For `deepseek`, also check if serve mode is available as a more reliable alternative:
```bash
command -v deepseek && { deepseek serve --help 2>/dev/null; true; } | grep -q "\-\-http" && echo "serve_mode"
```
If serve mode is available, prefer HTTP transport over direct CLI invocation.

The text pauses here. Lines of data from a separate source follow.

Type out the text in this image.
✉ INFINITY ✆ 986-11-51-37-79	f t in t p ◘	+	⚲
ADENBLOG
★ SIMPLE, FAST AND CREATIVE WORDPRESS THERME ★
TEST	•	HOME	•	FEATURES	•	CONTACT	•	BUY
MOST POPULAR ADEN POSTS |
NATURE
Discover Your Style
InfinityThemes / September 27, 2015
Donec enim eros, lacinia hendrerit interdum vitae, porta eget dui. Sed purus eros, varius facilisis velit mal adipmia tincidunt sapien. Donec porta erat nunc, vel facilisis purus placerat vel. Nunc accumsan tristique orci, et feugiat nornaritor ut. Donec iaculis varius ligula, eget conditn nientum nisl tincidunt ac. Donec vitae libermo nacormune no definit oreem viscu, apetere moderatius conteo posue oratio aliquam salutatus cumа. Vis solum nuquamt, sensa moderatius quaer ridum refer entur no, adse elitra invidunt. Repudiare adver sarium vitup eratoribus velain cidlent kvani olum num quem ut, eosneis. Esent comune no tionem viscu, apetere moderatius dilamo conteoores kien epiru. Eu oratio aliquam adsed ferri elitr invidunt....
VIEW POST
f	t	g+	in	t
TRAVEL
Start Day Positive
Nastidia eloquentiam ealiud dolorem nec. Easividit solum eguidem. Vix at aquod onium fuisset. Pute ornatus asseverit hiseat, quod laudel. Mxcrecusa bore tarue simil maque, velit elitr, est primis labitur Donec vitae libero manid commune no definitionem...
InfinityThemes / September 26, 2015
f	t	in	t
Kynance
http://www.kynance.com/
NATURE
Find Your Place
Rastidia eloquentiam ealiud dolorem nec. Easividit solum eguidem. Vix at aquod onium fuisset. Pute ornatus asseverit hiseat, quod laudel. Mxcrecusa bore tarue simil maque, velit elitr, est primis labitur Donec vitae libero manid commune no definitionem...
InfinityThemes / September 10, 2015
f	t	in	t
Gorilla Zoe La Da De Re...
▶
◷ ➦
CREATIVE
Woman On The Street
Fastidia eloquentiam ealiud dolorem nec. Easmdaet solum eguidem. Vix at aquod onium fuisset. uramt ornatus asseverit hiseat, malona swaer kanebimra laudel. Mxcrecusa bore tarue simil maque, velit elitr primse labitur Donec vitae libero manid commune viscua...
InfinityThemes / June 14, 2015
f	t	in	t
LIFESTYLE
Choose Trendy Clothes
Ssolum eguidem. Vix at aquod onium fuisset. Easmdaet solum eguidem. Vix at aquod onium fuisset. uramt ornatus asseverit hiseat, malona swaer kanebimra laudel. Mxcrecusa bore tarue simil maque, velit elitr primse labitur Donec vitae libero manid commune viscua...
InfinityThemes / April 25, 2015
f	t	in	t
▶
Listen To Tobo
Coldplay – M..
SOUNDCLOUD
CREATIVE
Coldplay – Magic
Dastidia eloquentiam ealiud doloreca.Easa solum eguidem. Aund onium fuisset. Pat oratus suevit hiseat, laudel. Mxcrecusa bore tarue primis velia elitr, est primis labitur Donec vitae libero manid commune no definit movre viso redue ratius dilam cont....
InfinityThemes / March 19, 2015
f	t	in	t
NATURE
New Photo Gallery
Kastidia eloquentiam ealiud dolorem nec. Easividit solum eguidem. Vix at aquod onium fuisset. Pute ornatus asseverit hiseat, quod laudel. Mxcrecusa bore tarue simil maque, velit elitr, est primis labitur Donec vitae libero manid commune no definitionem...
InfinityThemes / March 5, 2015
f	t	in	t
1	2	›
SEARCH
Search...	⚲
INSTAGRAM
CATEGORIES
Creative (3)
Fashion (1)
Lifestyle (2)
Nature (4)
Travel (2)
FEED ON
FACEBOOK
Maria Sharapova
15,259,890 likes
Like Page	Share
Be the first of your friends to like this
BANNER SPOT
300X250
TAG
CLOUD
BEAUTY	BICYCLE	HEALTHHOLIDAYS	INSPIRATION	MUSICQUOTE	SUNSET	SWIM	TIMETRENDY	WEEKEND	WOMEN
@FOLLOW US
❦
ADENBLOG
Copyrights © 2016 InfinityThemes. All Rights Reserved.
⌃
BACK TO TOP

### Peer Invocation Reference

| Peer | Non-interactive command | Reliability | Notes |
|------|------------------------|-------------|-------|
| `claude` | `claude -p "<prompt>"` | ✅ Verified | Native, stable |
| `deepseek` | `deepseek "<prompt>"` | ✅ Verified | No TTY dependency |
| `deepseek` (serve) | `curl localhost:<port>/v1/...` | ✅ High | Start with `deepseek serve --http`; preferred over direct CLI |
| `kimi` | `kimi --quiet -p "<prompt>"` | ✅ Verified | `--quiet` is alias for `--print --output-format text --final-message-only`; prompt via `-p` |
| `pi` | `pi -p "<prompt>"` | ✅ Verified | Clean non-interactive output |
| `opencode` | `opencode run "<prompt>"` | ✅ Verified | Works non-interactively |
| `codex` | `codex exec "<prompt>"` | ⚠️ Auth required | Token must be valid; re-login with `codex login` if expired |

**CLI vs. API Key**: `claude`, `deepseek`, `kimi`, `codex` CLIs authenticate via existing subscription accounts — no separate API key required. This is the primary advantage of CLI transport over the MCP/HTTP approach.

## Workflow Integration

### `roll-build` Plan Mode

After generating an executable plan, before proceeding to TCR:

1. Assess plan complexity (file count, cross-module impact, risk level)
2. If complexity > threshold, prompt user:
   ```
   This plan affects 5 files across 3 modules. Estimated peer review: 2–3 rounds, ~X tokens.
   Press Enter to launch peer review, or type 'n' to skip. Auto-executing in 10s...
   ```
3. If user does not abort within 10s, invoke `roll peer` with `--tag architecture`
4. Wait for result:
   - AGREE → proceed to TCR
   - REFINE/OBJECT → incorporate feedback and regenerate plan
   - ESCALATE → present both proposals to user for final decision

### `roll-spar`

When Attacker and Defender reach a stalemate (both tests pass but interpretations differ):

1. Auto-invoke `roll peer` with `--tag test`
2. Use the peer's verdict as tie-breaker

## Output Artifacts

- **Negotiation log**: `~/.shared/roll/peer/logs/<timestamp>_<from>_<to>.md`
- **State file**: `~/.shared/roll/peer/state.yaml`
- **Decision record**: If AGREE, append summary to `docs/decisions/` or `BACKLOG.md` (optional)

## Configuration

User overrides in `~/.roll/config.yaml`:

```yaml
peer:
  max_rounds: 3
  opt_out_seconds: 10
  call_timeout: 180        # seconds per round; configure based on your API latency
  fallback: file_mailbox    # direct_cli | file_mailbox | auto
  capability_map:
    architecture: [claude, deepseek, kimi, pi]
    security: [claude, deepseek, pi, kimi]
    test: [codex, kimi, deepseek, claude]
    refactor: [deepseek, kimi, claude, pi]
    default: [deepseek, kimi, claude, pi]
  adaptive:
    streak_threshold: 3
    min_samples: 3
```

## Limitations

1. **Reverse link reliability**: Direct CLI calls are preferred. Reliability varies by tool — see Peer Invocation Reference table. If a peer fails consistently, the adaptive streak tracker marks it `abandoned` and falls back to the next candidate. File mailbox (`~/.shared/roll/peer/mailbox/`) is the last-resort fallback.
   - `deepseek serve --http` is the most reliable option when available — prefer it over direct `deepseek` CLI invocation.
   - `codex exec` has known TTY/Ink issues in non-interactive environments; treat as low-priority fallback.
2. **Cost**: Every peer review consumes tokens on both sides. Only trigger for tasks where the cost of a wrong decision exceeds the cost of peer review. DeepSeek is the most cost-effective peer for general use.
3. **Context window**: Large project handoff cards may consume significant context. Keep file pointers concise.
4. **Tool differences**: Claude, DeepSeek, Kimi, Codex, and Pi interpret skills and AGENTS.md differently. The peer may apply the protocol slightly differently. This is expected and acceptable — the protocol is designed to tolerate variation.